The Disfigured Nude - 3-screen view © 2014

Overview

Acts of disfigurement are impelled by the drive to vivify the destructive havoc wrought upon form. Far from annihilation, decimation or eradication, disfigurement retains and displays the mangled form in order to prove the power of negation. When this is applied to representations of the human form, the body is presented only to testify to its representational breakdown. Modernist by any other name, The Disfigured Nude is the nullifying nexus of destruction and creation. It portrays the naked body as fully-formed by God as Judea-Christian thought can attest, but simultaneously remodels it with brutish secular violence.
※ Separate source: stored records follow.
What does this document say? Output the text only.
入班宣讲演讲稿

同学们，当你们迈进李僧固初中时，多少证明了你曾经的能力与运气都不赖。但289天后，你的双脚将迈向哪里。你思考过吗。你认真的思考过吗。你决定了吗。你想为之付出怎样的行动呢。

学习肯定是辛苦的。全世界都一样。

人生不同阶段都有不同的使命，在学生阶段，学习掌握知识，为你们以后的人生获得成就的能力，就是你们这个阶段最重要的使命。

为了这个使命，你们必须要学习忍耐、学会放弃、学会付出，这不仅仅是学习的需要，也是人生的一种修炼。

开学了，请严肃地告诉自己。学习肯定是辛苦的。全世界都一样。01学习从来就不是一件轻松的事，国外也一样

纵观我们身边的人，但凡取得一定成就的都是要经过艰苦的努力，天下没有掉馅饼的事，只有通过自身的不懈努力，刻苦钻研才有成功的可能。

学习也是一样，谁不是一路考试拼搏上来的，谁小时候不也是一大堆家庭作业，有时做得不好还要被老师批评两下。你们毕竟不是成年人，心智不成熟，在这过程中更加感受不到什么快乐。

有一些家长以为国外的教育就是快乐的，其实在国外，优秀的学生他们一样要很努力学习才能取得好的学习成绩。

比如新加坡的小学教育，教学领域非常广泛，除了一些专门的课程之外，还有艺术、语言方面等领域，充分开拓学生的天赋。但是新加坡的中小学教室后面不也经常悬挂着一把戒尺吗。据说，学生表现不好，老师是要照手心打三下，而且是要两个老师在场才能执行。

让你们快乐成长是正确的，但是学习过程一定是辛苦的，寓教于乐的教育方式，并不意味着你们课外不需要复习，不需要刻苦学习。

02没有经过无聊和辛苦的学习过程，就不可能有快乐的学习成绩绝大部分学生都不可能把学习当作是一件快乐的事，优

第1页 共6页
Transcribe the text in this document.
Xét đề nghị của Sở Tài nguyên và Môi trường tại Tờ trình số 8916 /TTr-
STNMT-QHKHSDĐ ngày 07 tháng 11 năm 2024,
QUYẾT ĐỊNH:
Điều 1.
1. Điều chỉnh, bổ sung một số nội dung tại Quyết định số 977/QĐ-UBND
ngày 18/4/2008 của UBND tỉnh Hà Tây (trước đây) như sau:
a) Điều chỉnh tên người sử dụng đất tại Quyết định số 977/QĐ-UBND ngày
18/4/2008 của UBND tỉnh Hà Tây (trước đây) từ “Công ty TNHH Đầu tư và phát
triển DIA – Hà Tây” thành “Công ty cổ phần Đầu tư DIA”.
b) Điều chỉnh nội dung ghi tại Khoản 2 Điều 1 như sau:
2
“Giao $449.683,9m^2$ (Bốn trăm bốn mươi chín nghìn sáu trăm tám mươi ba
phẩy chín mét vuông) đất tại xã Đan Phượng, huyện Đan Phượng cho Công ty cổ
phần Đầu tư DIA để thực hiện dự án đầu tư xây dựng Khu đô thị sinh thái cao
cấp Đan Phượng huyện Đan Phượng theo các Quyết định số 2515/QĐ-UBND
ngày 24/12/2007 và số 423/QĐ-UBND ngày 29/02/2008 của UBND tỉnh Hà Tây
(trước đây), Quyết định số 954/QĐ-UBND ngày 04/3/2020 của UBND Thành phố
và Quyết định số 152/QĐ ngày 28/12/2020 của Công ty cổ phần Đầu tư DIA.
The pictorialised nude bears the weight of this aggressive impulse to desecrate the body’s temple. Trickling toward the end of the 19th C. and speeding into the early 20th C., the female nude became a cypher for terse revisions of representational practice: to redraw the world, she was transformed into the symbolic canvas for a spectrum of avant-garde visuality. Often, paintings of nudes here looked less like an imaginary vision of a driven artist and more the forensic document of a driven killer. Her body would be slashed, her face mashed, her limbs severed, her spine contorted. Colour me Dead coldly queries how her form elicited lustmord in artists and schadenfreude in aesthetes.

The Disfigured Nude - 3-screen view © 2014

Technical

The Disfigured Nude was envisioned as a series of performative interpretations of the selected paintings. In place of simply have the nude model perform the painting standing up, the idea was to stage things horizontally, so that the performer was flattened to the ground by gravity, while the camera would be placed overhead. The result is that the performances look like they are occurring as if standing up, but in reality they are being performed atop a luxury car roof and bonnet. A strange ‘flatness’ is incurred by this process which serves to intensify the pictorial nature of ‘flattening’ the nude for its disfigurement.
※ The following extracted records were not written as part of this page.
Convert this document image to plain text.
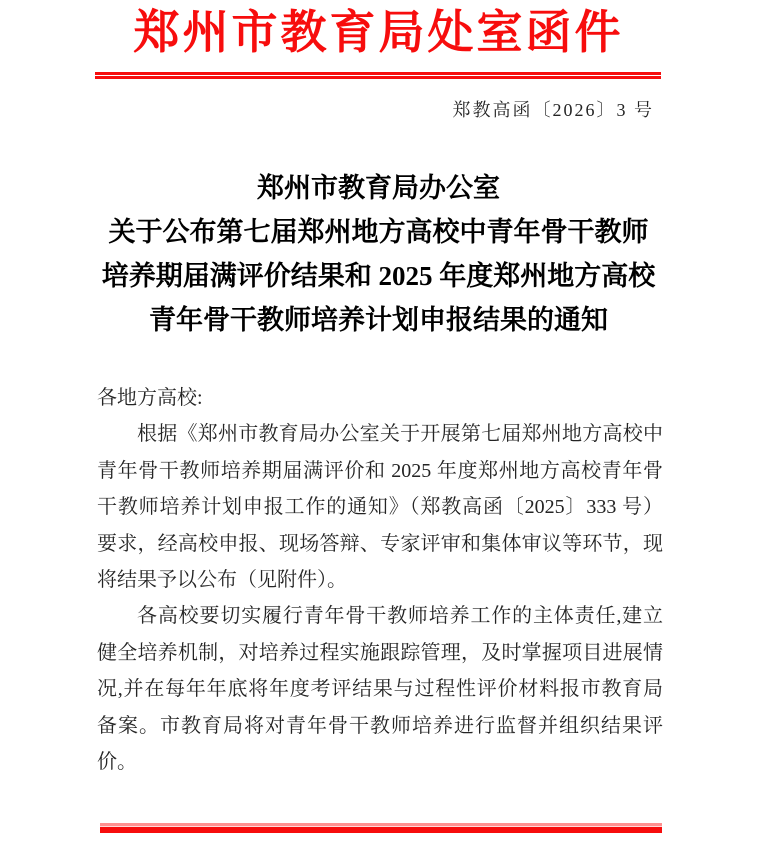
郑州市教育局处室函件
郑教高函〔2026〕3 号
郑州市教育局办公室
关于公布第七届郑州地方高校中青年骨干教师
培养期届满评价结果和 2025 年度郑州地方高校
青年骨干教师培养计划申报结果的通知
各地方高校:
根据《郑州市教育局办公室关于开展第七届郑州地方高校中
青年骨干教师培养期届满评价和 2025 年度郑州地方高校青年骨
干教师培养计划申报工作的通知》（郑教高函〔2025〕333 号）
要求，经高校申报、现场答辩、专家评审和集体审议等环节，现
将结果予以公布（见附件）。
各高校要切实履行青年骨干教师培养工作的主体责任,建立
健全培养机制，对培养过程实施跟踪管理，及时掌握项目进展情
况,并在每年年底将年度考评结果与过程性评价材料报市教育局
备案。市教育局将对青年骨干教师培养进行监督并组织结果评
价。
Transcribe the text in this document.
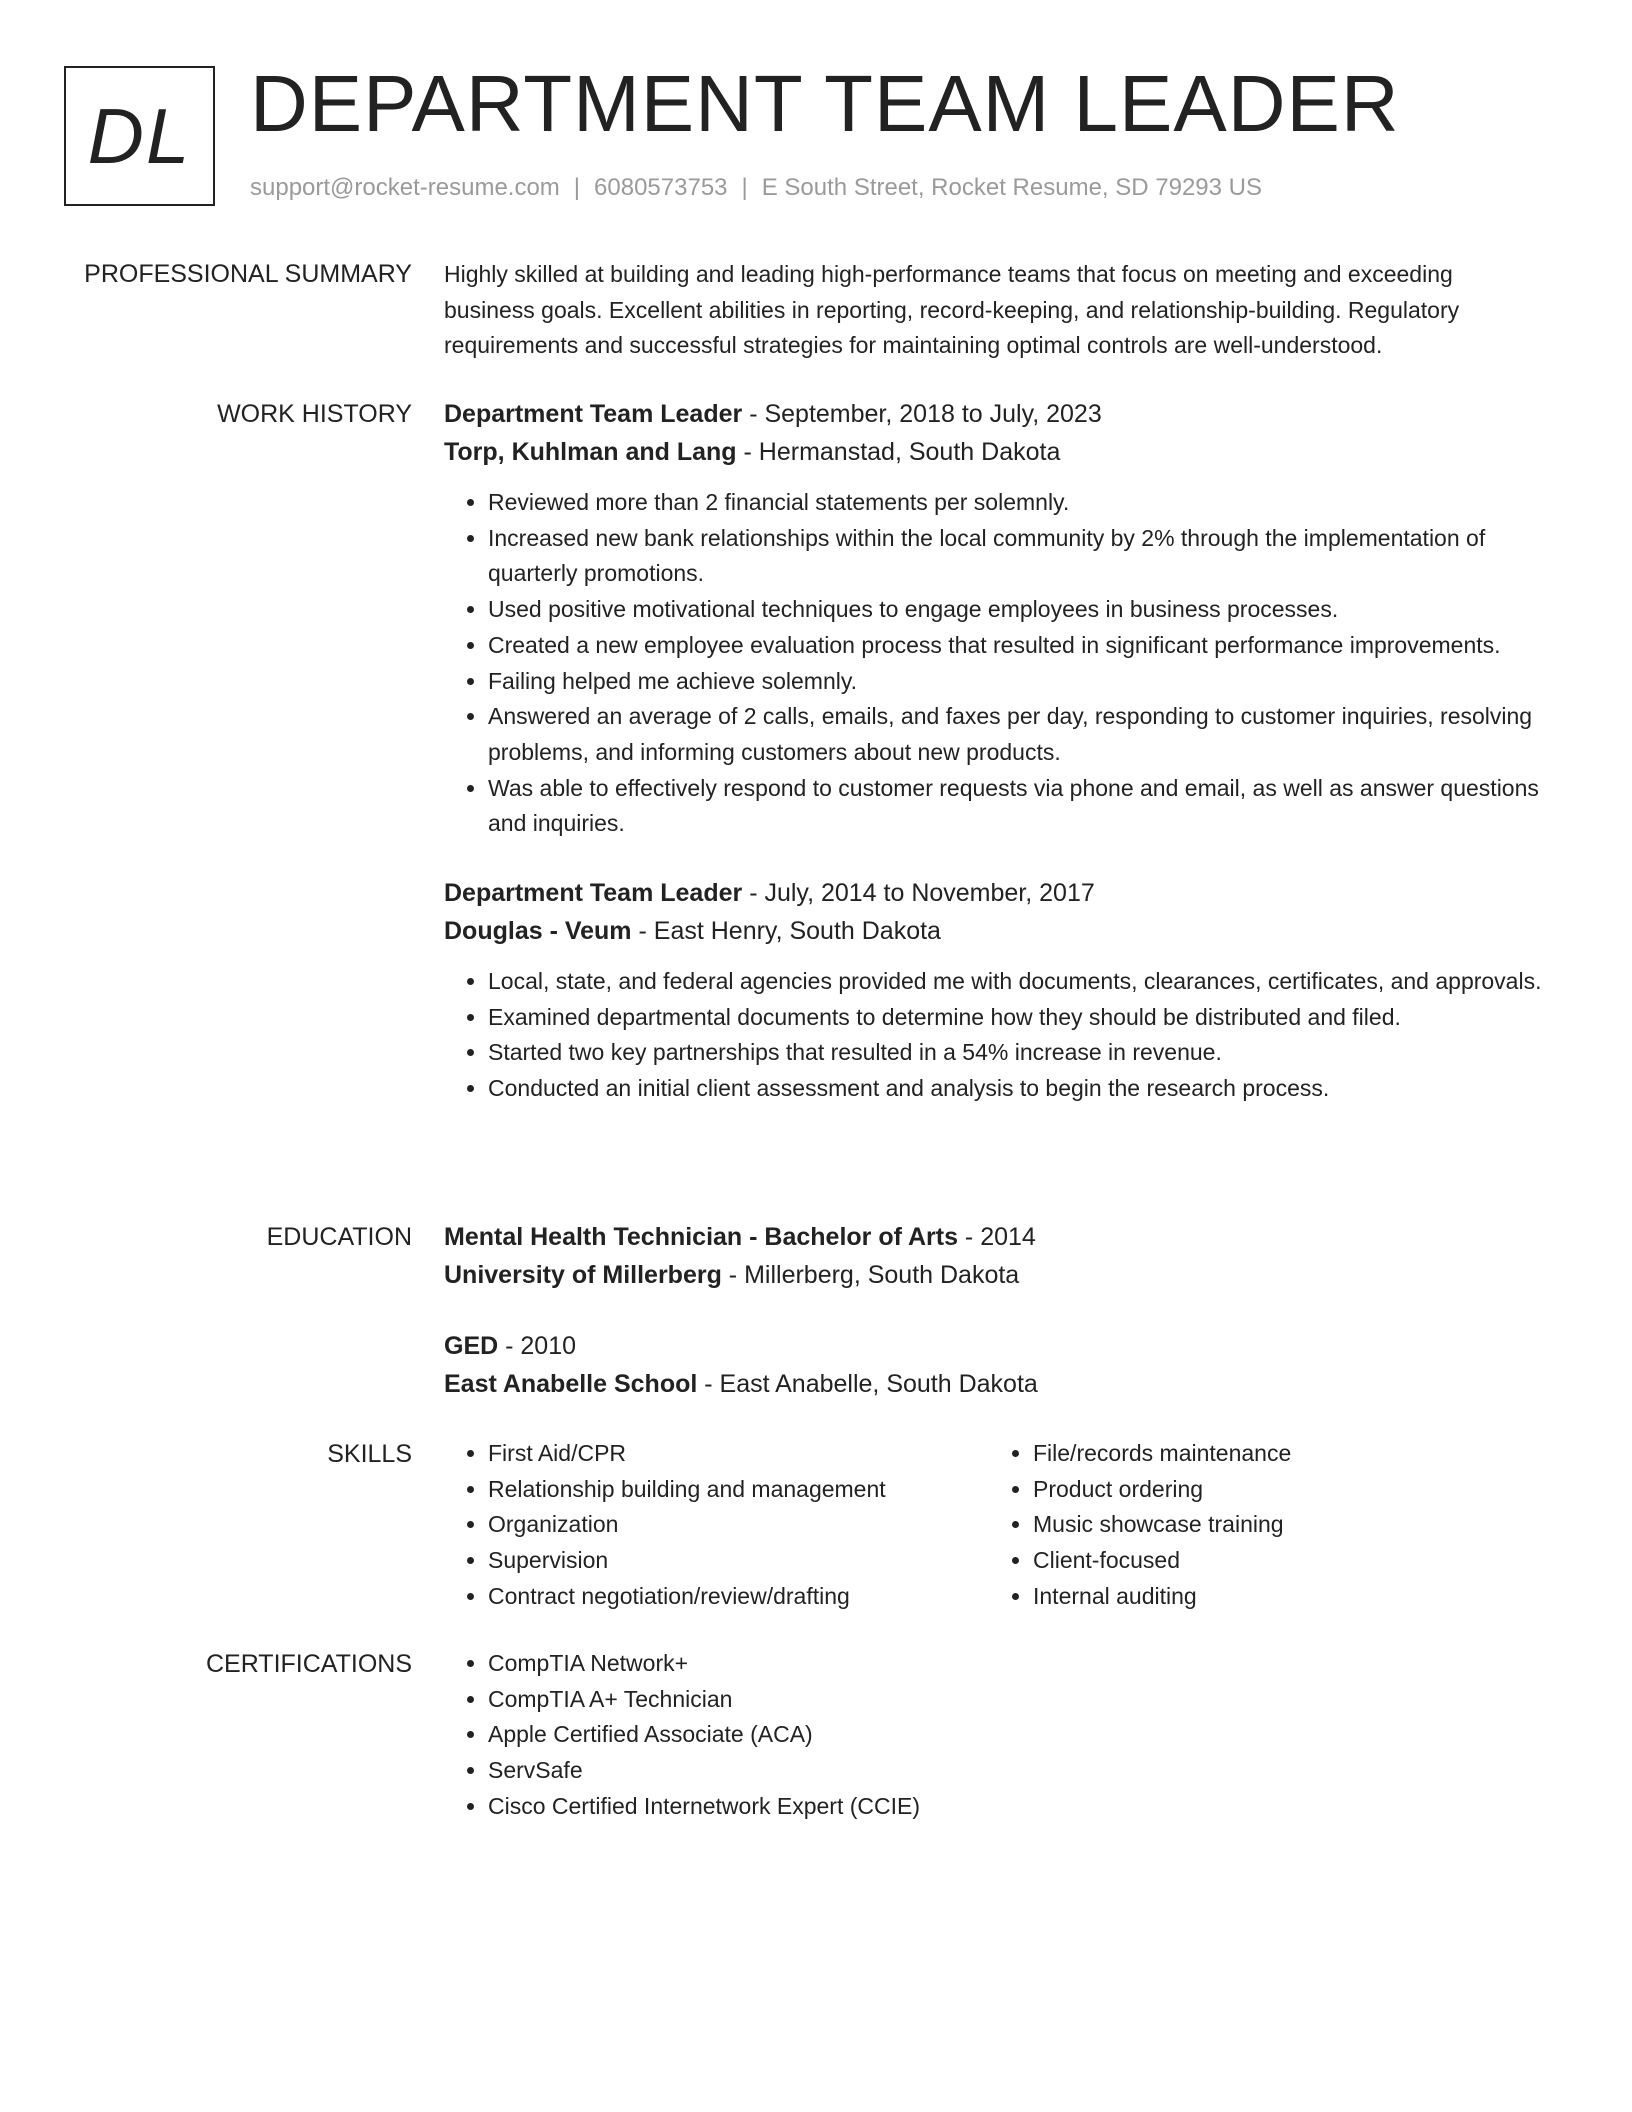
DL DEPARTMENT TEAM LEADER
support@rocket-resume.com | 6080573753 | E South Street, Rocket Resume, SD 79293 US
PROFESSIONAL SUMMARY Highly skilled at building and leading high-performance teams that focus on meeting and exceeding business goals. Excellent abilities in reporting, record-keeping, and relationship-building. Regulatory requirements and successful strategies for maintaining optimal controls are well-understood.

WORK HISTORY Department Team Leader - September, 2018 to July, 2023

Torp, Kuhlman and Lang - Hermanstad, South Dakota

• Reviewed more than 2 financial statements per solemnly.
• Increased new bank relationships within the local community by 2% through the implementation of quarterly promotions.
• Used positive motivational techniques to engage employees in business processes.
• Created a new employee evaluation process that resulted in significant performance improvements.
• Failing helped me achieve solemnly.
• Answered an average of 2 calls, emails, and faxes per day, responding to customer inquiries, resolving problems, and informing customers about new products.
• Was able to effectively respond to customer requests via phone and email, as well as answer questions and inquiries.

Department Team Leader - July, 2014 to November, 2017

Douglas - Veum - East Henry, South Dakota

• Local, state, and federal agencies provided me with documents, clearances, certificates, and approvals.
• Examined departmental documents to determine how they should be distributed and filed.
• Started two key partnerships that resulted in a 54% increase in revenue.
• Conducted an initial client assessment and analysis to begin the research process.
EDUCATION Mental Health Technician - Bachelor of Arts - 2014

University of Millerberg - Millerberg, South Dakota

GED - 2010

East Anabelle School - East Anabelle, South Dakota

SKILLS	• First Aid/CPR
• Relationship building and management
• Organization
• Supervision
• Contract negotiation/review/drafting
• File/records maintenance
• Product ordering
• Music showcase training
• Client-focused
• Internal auditing
CERTIFICATIONS	• CompTIA Network+
• CompTIA A+ Technician
• Apple Certified Associate (ACA)
• ServSafe
• Cisco Certified Internetwork Expert (CCIE)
3 models were secured, each performing 5 paintings of their choice from the suite of 15. On-set rehearsals quickly worked out how the performance should unfold, as each model grappled with the strange logistics of performing on top of the car.

With gleaming new luxury cars being notoriously difficult to photograph inside a studio due to the logistics of hiding the camera mechanics from being reflected in the car’s numerous surfaces, a large studio environment was commandeered for the shoot. The original idea was to have the car (an Audi4) move into camera frame, then exit – but this proved too difficult to recreate for each take. So the car was left in the central space and an elaborate scaffolding was erected around the car.

The Disfigured Nude - lighting & rigging plan

Basically the space was contained by 4m high black drapes so that none of the studio walls would be reflected in the car. Lighting was then strategically arranged to highlight the car without revealing their spots, while banks of fluorescent lights were similarly placed. Two additional fluoro banks were staged at the left and right of the car. These banks were manually turned onto the cars to illuminate the side panels on cue, for when the car would appear centre in the vertical frame.

The Disfigured Nude - production documentation, Meat Market, Melbourne, 2014

Each sequence was performed in real time, with a count being called out for cuing the lights (all of which were separately faded up through a mixing desk) to the point of brightly illuminating the car and the nude performer. The count continued for the darkening and ‘exiting’ of the car.

About half of the sequences then entailed post-production effects to enhance the models’ bodies and accentuate the visual mode of disfigurement relative to the painting. Finally, the completed sequences were shifted within the frame so that the car appears to slowly drive into frame, hold for a few minutes, then slowly exit. No effecting was done elsewhere: the changes in light and tone are handled by live on-set lighting controls.